Ein entscheidender Punkt dürfte dabei die feine Grenze zwischen Beratung und Entscheidung sein. Der Papst und die Kardinäle in seinem Umfeld wollen zwar das “Volk Gottes” – Laien, Ordensleute und einfache Priester – an Beratungen und an Abstimmungen beteiligen. Die letzte Autorität für Entscheidungen liegt aber nach ihrem Verständnis gemäß der geltenden Lehre vom Wesen der katholischen Kirche immer bei den Bischöfen und beim Papst; denn die sind als Nachfolger der Apostel dazu berufen, und niemand sonst.
Für die im ZdK organisierten katholischen Laien-Verbände in Deutschland ist eine effektive Mitbestimmung in einem gemeinsamen Gremium hingegen ein unverhandelbares Muss. Ohne ein solches Gremium sehen sie sämtliche Reformvorschläge des deutschen Synodalen Wegs in Frage gestellt.
Da der Vatikan bislang nicht auf die Idee kam, Vertreter des ZdK zu Spitzengesprächen in Rom mit einzuladen, war zwei Tage vor dem Treffen der Bischöfe in Rom eine Abstimmungskonferenz von ZdK und Bischofskonferenz in Deutschland angesetzt. Bei dem digitalen Treffen am Mittwoch sollte geklärt werden, wie eine gemeinsame Linie von Laien und Bischöfen für die Gespräche in Rom aussehen könnte.
Daran, dass die Laienverbände das Treffen in Rom nur aus der Position des Zaungastes verfolgen können, ändert diese Vorabklärung wenig. Zumal bis zuletzt geheim blieb, welche Themen in Rom aufgerufen werden sollten. Lediglich die deutschen Teilnehmer standen fest: Aus Deutschland sollten außer dem Vorsitzenden Bätzing die jeweiligen bischöflichen Kommissions-Leiter für Glauben (Franz-Josef Overbeck), Seelsorge (Peter Kohlgraf), Priesterausbildung (Michael Gerber), Liturgie (Stephan Ackermann) und Weltkirche (Bertram Meier) teilnehmen.
Für den Vatikan dürften neben den Kardinälen Parolin, Fernandez und Prevost auch der Schweizer Kurienkardinal Kurt Koch sowie Experten für Liturgie und Kirchenrecht dabei sein. Über Ort und Dauer der Gespräche wurde im Vorfeld Stillschweigen vereinbart. Selbst das Datum war geheim – bis einer der wichtigsten Teilnehmer, der argentinische Kardinal Fernandez, es ausplauderte.
Ob in Rom am Freitag eine Annäherung über ein künftig gemischtes Entscheidungsgremium gefunden wird, dürfte sich bereits in der Woche danach zeigen: Für den 27. März war die Gründung eines Vereins geplant, an dem sich 23 von 27 deutschen Bistümern beteiligen wollten.
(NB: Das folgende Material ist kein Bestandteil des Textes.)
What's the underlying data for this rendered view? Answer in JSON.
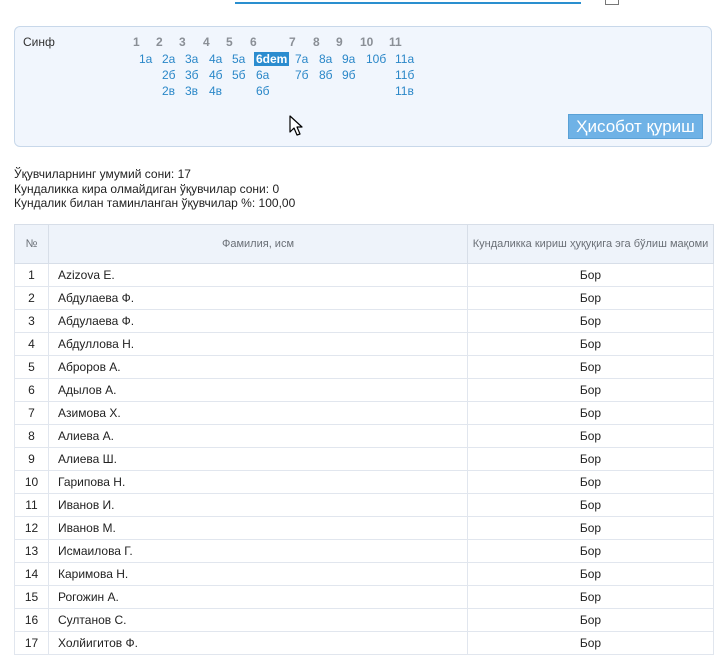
{
  "filter": {
    "label": "Синф",
    "grades": [
      {
        "label": "1",
        "classes": [
          "1а"
        ]
      },
      {
        "label": "2",
        "classes": [
          "2а",
          "2б",
          "2в"
        ]
      },
      {
        "label": "3",
        "classes": [
          "3а",
          "3б",
          "3в"
        ]
      },
      {
        "label": "4",
        "classes": [
          "4а",
          "4б",
          "4в"
        ]
      },
      {
        "label": "5",
        "classes": [
          "5а",
          "5б"
        ]
      },
      {
        "label": "6",
        "classes": [
          "6dem",
          "6а",
          "6б"
        ]
      },
      {
        "label": "7",
        "classes": [
          "7а",
          "7б"
        ]
      },
      {
        "label": "8",
        "classes": [
          "8а",
          "8б"
        ]
      },
      {
        "label": "9",
        "classes": [
          "9а",
          "9б"
        ]
      },
      {
        "label": "10",
        "classes": [
          "10б"
        ]
      },
      {
        "label": "11",
        "classes": [
          "11а",
          "11б",
          "11в"
        ]
      }
    ],
    "selected_class": "6dem",
    "report_button": "Ҳисобот қуриш"
  },
  "stats": {
    "total_label": "Ўқувчиларнинг умумий сони:",
    "total_value": "17",
    "no_access_label": "Кундаликка кира олмайдиган ўқувчилар сони:",
    "no_access_value": "0",
    "percent_label": "Кундалик билан таминланган ўқувчилар %:",
    "percent_value": "100,00"
  },
  "table": {
    "headers": [
      "№",
      "Фамилия, исм",
      "Кундаликка кириш ҳуқуқига эга бўлиш мақоми"
    ],
    "rows": [
      {
        "num": "1",
        "name": "Azizova E.",
        "status": "Бор"
      },
      {
        "num": "2",
        "name": "Абдулаева Ф.",
        "status": "Бор"
      },
      {
        "num": "3",
        "name": "Абдулаева Ф.",
        "status": "Бор"
      },
      {
        "num": "4",
        "name": "Абдуллова Н.",
        "status": "Бор"
      },
      {
        "num": "5",
        "name": "Аброров А.",
        "status": "Бор"
      },
      {
        "num": "6",
        "name": "Адылов А.",
        "status": "Бор"
      },
      {
        "num": "7",
        "name": "Азимова Х.",
        "status": "Бор"
      },
      {
        "num": "8",
        "name": "Алиева А.",
        "status": "Бор"
      },
      {
        "num": "9",
        "name": "Алиева Ш.",
        "status": "Бор"
      },
      {
        "num": "10",
        "name": "Гарипова Н.",
        "status": "Бор"
      },
      {
        "num": "11",
        "name": "Иванов И.",
        "status": "Бор"
      },
      {
        "num": "12",
        "name": "Иванов М.",
        "status": "Бор"
      },
      {
        "num": "13",
        "name": "Исмаилова Г.",
        "status": "Бор"
      },
      {
        "num": "14",
        "name": "Каримова Н.",
        "status": "Бор"
      },
      {
        "num": "15",
        "name": "Рогожин А.",
        "status": "Бор"
      },
      {
        "num": "16",
        "name": "Султанов С.",
        "status": "Бор"
      },
      {
        "num": "17",
        "name": "Холйигитов Ф.",
        "status": "Бор"
      }
    ]
  }
}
Dieser Verein soll die finanzielle Basis für den künftigen “Synodalen Aussschuss” (und später für den Synodalen Rat) in Deutschland bilden.
Käme der Verein gegen ein erneutes römisches Veto zustande – falls die deutschen Argumente in Rom nicht überzeugen konnten – wäre neuer Stress vorprogrammiert. Denn gemäß einer früheren Warnung des Kardinalstaatssekretärs wäre dann die kirchliche Gemeinschaft zwischen der Mehrheit der deutschen Bischöfe und Rom gefährdet.